Himmelsdamen gegen rechts

Der Taxi-Auftrag lautete: 5 Perso­nen aus der Fasa­nen­straße abho­len, die Fahrt geht in den Prenz­lauer Berg. Fünf Leute, kein Problem, solange sie kein Gepäck dabei haben. Hatten sie auch nicht. Insge­samt waren drei Wagen bestellt.

Bei meiner Ankunft kam einer der Kolle­gen aus dem Restau­rant: „Ha, ha, so viele Frauen in Burkas habe ich noch nie gese­hen.“ Tatsäch­lich sieht man in Berlin ja wenige, die eine Burka oder ähnli­ches tragen. Da wird von inter­es­sier­ter Seite oft über­trie­ben und Panik gemacht.

Als die Ladys endlich raus­ka­men, musste ich aber erst­mal lachen: Es waren eher keine Burkas, die sie trugen, sondern Habits, also Nonnen­trach­ten. Ich hatte fünf gestan­dene katho­li­sche Nonnen zu fahren, alle schät­zungs­weise zwischen 70 und 80 Jahre alt. Das Alter war in diesem Fall schon ein Problem. Nicht nur weil alle ziem­lich beleibt waren, was auf der Rück­bank zu Platz­not führte. Eine von ihnen musste aber auch noch auf den Not-Klapp­sitz, der sich im Koffer­raum befin­det. Einge­stie­gen ist dann die offen­sicht­lich jüngste von ihnen. Sie wollte erst durch die Koffer­raum­klappe stei­gen, aber ich zeigte ihr den Weg durch die hintere Seiten­tür. Trotz­dem muss man da schon ein biss­chen beweg­lich sein. Was sie nicht war.
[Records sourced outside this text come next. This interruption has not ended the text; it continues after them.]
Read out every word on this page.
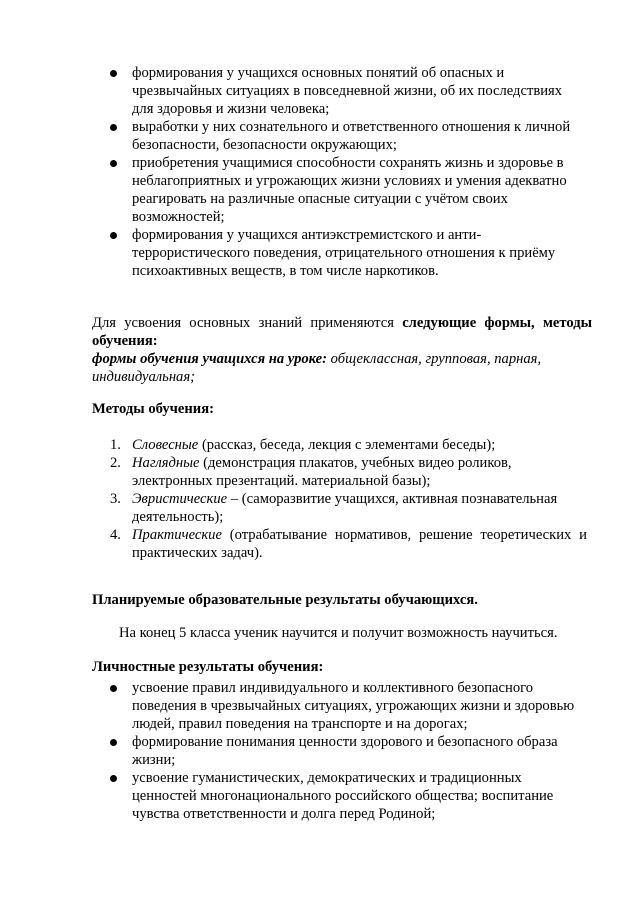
формирования у учащихся основных понятий об опасных и
чрезвычайных ситуациях в повседневной жизни, об их последствиях
для здоровья и жизни человека;
выработки у них сознательного и ответственного отношения к личной
безопасности, безопасности окружающих;
приобретения учащимися способности сохранять жизнь и здоровье в
неблагоприятных и угрожающих жизни условиях и умения адекватно
реагировать на различные опасные ситуации с учётом своих
возможностей;
формирования у учащихся антиэкстремистского и анти-
террористического поведения, отрицательного отношения к приёму
психоактивных веществ, в том числе наркотиков.
Для усвоения основных знаний применяются следующие формы, методы
обучения:
формы обучения учащихся на уроке: общеклассная, групповая, парная,
индивидуальная;
Методы обучения:
1. Словесные (рассказ, беседа, лекция с элементами беседы);
2. Наглядные (демонстрация плакатов, учебных видео роликов,
электронных презентаций. материальной базы);
3. Эвристические – (саморазвитие учащихся, активная познавательная
деятельность);
4. Практические (отрабатывание нормативов, решение теоретических и
практических задач).
Планируемые образовательные результаты обучающихся.
На конец 5 класса ученик научится и получит возможность научиться.
Личностные результаты обучения:
усвоение правил индивидуального и коллективного безопасного
поведения в чрезвычайных ситуациях, угрожающих жизни и здоровью
людей, правил поведения на транспорте и на дорогах;
формирование понимания ценности здорового и безопасного образа
жизни;
усвоение гуманистических, демократических и традиционных
ценностей многонационального российского общества; воспитание
чувства ответственности и долга перед Родиной;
Als alle auf ihren Plät­zen saßen, sammelte ich vier Krück­stö­cke ein, legte sie hinten ins Auto und los ging es. Die meis­ten von ihnen waren das erste Mal in Berlin und entspre­chend aufge­regt. Sie kommen­tier­ten alles Mögli­che, die brei­ten Stra­ßen, die vielen Autos, die Licht­in­stal­la­tion an der Sieges­säule, die Laut­stärke der Stadt (wobei die Damen kaum weni­ger laut waren). Es war wie ein Hühner­trans­port, aber lustig. Immer wieder musste ich Fragen beant­wor­ten. Zum Beispiel danach, wie oft mir schon ins Taxi gekotzt wurde (Antwort: „Noch nie“), ob ich keine Angst hätte, nachts allein im Auto zu fahren („Nein, gefähr­lich ist es ja höchs­tens, wenn ich nicht allein bin.“) und wirk­lich: Wie ich Grup­pen wie diese seelisch verkraf­ten würde („Dazu sage ich jetzt lieber nichts!“).

Inter­es­sant wurde es, als wir Moabit durch­quer­ten. Plötz­lich war über­all Poli­zei und Blau­licht. Ich erzählte den Nonnen, dass es sich hier wohl um die wöchent­li­che Demo von Rechts­extre­mis­ten handele und es sein könnte, dass wir gleich ein paar Minu­ten warten müss­ten. Die Reak­tion der Nonnen war bemer­kens­wert: „Wir soll­ten ausstei­gen und dage­gen protes­tie­ren. Man darf doch solche Leute nicht in Ruhe demons­trie­ren lassen.“ Alle stimm­ten zu. Sie disku­tier­ten wild durch­ein­an­der und ich malte mir bereits aus, neben fünf schimp­fen­den Nonnen zu stehen, die mit ihren Krück­stö­cken drohen. Leider wurden wir aber von der Poli­zei wegge­schickt und muss­ten weiter­fah­ren. Den Rest des Weges woll­ten sie von mir mehr über diese Demos wissen. Und auch, was ich dage­gen machen würde. Es war eine tolle Fahrt.

Im Prenz­lauer Berg ange­kom­men dauerte das Ausstei­gen einige Minu­ten, von allem die Dame vom hinters­ten Rück­sitz musste ich vorsich­tig nach vorn ziehen und ihr beim Ausstei­gen helfen. Dann ging es ans Bezah­len. Die 26 Euro begli­chen sie mit zwei 20ern und den Worten, die ein Taxi­fah­rer gerne hört: „Stimmt so!“ Und: „Es war sehr nett, mit Ihnen zu fahren. Leider müssen wir morgen schon wieder weg, sonst würden wir Sie gleich wieder buchen.“ Na ja, viel­leicht ja ein ander­mal. Oder im Himmel, wer weiß.